O'nu çoğu meslektaşından ayıran özelliklerinin başında da 'dünyalı' olması geliyordu. 'Biz bize benzeriz' konformizmine kapılmadan habercilik yaptığı tüm işler, şimşekleri üzerine çekmeye yaradı. Öcalan'la ilk röportajı yaptı. O arşivlik 32. Gün'de, Öcalan'ı 'terörist başı, bebek katili' diye değil, dünyadaki diğer haber bültenlerinde geçtiği şekliyle 'PKK lideri' olarak niteledi. 28 Şubat sürecinde, o iğrenç komployla andıçlandı. 'Yeşil' kod adlı ölüm makinesi peşine takıldı. Can güvenliği tehdit altındayken, yaşlı gözlerle cenazesinde arzı endam eden bazı meslektaşları da bu komploya çanak tutmuştu...
Darbelere karşı en dik duran değildi ama 'Demirkırat' ve '12 Eylül' belgeselleriyle askerî müdahaleler tarihimize esaslı notlar düştü. 28 Şubat belgeseli için aynısını söylemek zor olsa da, 28 Şubat medyası için 'Hiçbirimizin yatacak yeri yok' diyerek mahallesini ve kendisini keskin biçimde eleştiren de olmasını bildi.
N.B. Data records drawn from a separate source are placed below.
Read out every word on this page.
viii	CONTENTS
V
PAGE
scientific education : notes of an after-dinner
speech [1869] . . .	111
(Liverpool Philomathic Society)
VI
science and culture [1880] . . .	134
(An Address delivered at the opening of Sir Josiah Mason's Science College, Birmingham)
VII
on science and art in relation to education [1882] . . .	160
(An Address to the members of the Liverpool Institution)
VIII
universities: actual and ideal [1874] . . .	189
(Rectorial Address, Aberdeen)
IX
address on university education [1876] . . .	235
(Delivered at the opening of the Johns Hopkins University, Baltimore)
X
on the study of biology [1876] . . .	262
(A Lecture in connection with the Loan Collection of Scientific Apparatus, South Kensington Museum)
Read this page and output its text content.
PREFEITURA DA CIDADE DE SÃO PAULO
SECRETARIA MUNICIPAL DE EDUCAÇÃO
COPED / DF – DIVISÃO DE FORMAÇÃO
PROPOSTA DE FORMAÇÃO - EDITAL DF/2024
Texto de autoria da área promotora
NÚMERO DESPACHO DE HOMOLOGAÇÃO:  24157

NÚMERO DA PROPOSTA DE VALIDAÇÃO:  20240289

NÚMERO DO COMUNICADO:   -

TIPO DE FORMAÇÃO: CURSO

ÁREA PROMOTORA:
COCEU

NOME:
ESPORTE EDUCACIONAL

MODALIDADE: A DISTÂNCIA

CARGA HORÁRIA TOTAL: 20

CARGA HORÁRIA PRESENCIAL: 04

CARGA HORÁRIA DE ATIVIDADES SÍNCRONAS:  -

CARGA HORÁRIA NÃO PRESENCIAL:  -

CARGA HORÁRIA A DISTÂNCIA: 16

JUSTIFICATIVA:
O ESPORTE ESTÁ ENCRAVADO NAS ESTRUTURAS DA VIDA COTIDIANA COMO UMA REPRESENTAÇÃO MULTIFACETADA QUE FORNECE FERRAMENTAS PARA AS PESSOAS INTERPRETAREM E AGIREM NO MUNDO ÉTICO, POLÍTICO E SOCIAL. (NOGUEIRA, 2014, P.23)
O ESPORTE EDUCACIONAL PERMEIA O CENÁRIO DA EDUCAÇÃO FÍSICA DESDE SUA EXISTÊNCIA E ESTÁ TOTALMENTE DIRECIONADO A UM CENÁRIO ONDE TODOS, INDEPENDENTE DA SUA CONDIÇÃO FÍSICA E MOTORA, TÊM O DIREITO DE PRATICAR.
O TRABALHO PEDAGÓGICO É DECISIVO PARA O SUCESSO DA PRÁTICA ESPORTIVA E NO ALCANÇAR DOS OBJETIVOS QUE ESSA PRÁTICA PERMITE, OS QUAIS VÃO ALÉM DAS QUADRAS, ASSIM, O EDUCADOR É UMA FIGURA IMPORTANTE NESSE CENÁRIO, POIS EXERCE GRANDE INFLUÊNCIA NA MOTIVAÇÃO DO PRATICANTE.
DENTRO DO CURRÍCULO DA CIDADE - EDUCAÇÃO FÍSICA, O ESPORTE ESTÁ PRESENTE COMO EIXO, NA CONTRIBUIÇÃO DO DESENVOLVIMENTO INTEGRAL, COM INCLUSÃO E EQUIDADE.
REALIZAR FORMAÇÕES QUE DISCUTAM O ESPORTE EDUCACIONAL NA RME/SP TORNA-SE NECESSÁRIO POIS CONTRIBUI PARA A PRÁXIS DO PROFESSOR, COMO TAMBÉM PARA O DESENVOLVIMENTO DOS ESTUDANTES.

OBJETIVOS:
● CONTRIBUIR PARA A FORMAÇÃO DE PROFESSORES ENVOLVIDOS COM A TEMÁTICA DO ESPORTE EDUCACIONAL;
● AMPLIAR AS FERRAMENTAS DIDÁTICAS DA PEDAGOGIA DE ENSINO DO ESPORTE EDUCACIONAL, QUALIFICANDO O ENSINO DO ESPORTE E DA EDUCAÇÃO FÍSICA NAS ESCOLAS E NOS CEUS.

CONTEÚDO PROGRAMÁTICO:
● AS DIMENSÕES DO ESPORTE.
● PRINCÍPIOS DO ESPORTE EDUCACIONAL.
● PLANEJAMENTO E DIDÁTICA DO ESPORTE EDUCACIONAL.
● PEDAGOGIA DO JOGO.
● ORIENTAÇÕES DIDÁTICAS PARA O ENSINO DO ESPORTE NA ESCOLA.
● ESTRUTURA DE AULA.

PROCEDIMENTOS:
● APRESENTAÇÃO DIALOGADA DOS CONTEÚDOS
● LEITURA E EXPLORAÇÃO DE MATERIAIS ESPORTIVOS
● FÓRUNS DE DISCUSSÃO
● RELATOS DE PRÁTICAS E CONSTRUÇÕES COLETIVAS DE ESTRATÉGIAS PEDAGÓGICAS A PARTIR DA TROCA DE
Ölüm haberini aldığımızda 'Günahlarından tevbe etti ve gitti' dedi bir sevdiğim; inşallah öyle olmuştur. Başka bir randevu saati bekliyor şimdi hepimizi; kimselere söz vermedik, biz de geleceğiz. Allah rahmet eylesin.
Devrimi çok seven adam
Dün vefat haberini aldığımız bir diğer isim de Toktamış Ateş'ti. Kendisiyle ilk tanışmam lisans yıllarına denk gelir. Bilgi Üniversitesi Atatürk İlkeleri ve İnkılap Tarihi Araştırma ve Uygulama Merkezi'nin başındaydı. İlk sene okumak zorunda olduğumuz İnkılap Tarihi dersini, onun öğrencileri veriyordu. Derslerde Ateş'in 'Biz devrimi çok seviyoruz' kitabı da okutulurdu. Devrimi hiç sevmeyen birisi olarak, okulda yaptığı bir konuşma sırasında tartıştığımızı hatırlıyorum. Ateş, farklı görüşlere sahip olsanız da en nihayetinde, o farklı görüşleri konuşabileceğiniz bir insandı. İnsanî bir Atatürk portresinin savunuculuğunu yaptı. Okulda başörtüsü yasağı sürerkenki kayıtsızlığı beni üzse de kendisine karşı öfke beslemedim hiçbir zaman. Çünkü onun da tersine döndürülmesi güç bir özeneleşme sürecinden geçtiğini biliyordum. Allah taksiratını affetsin.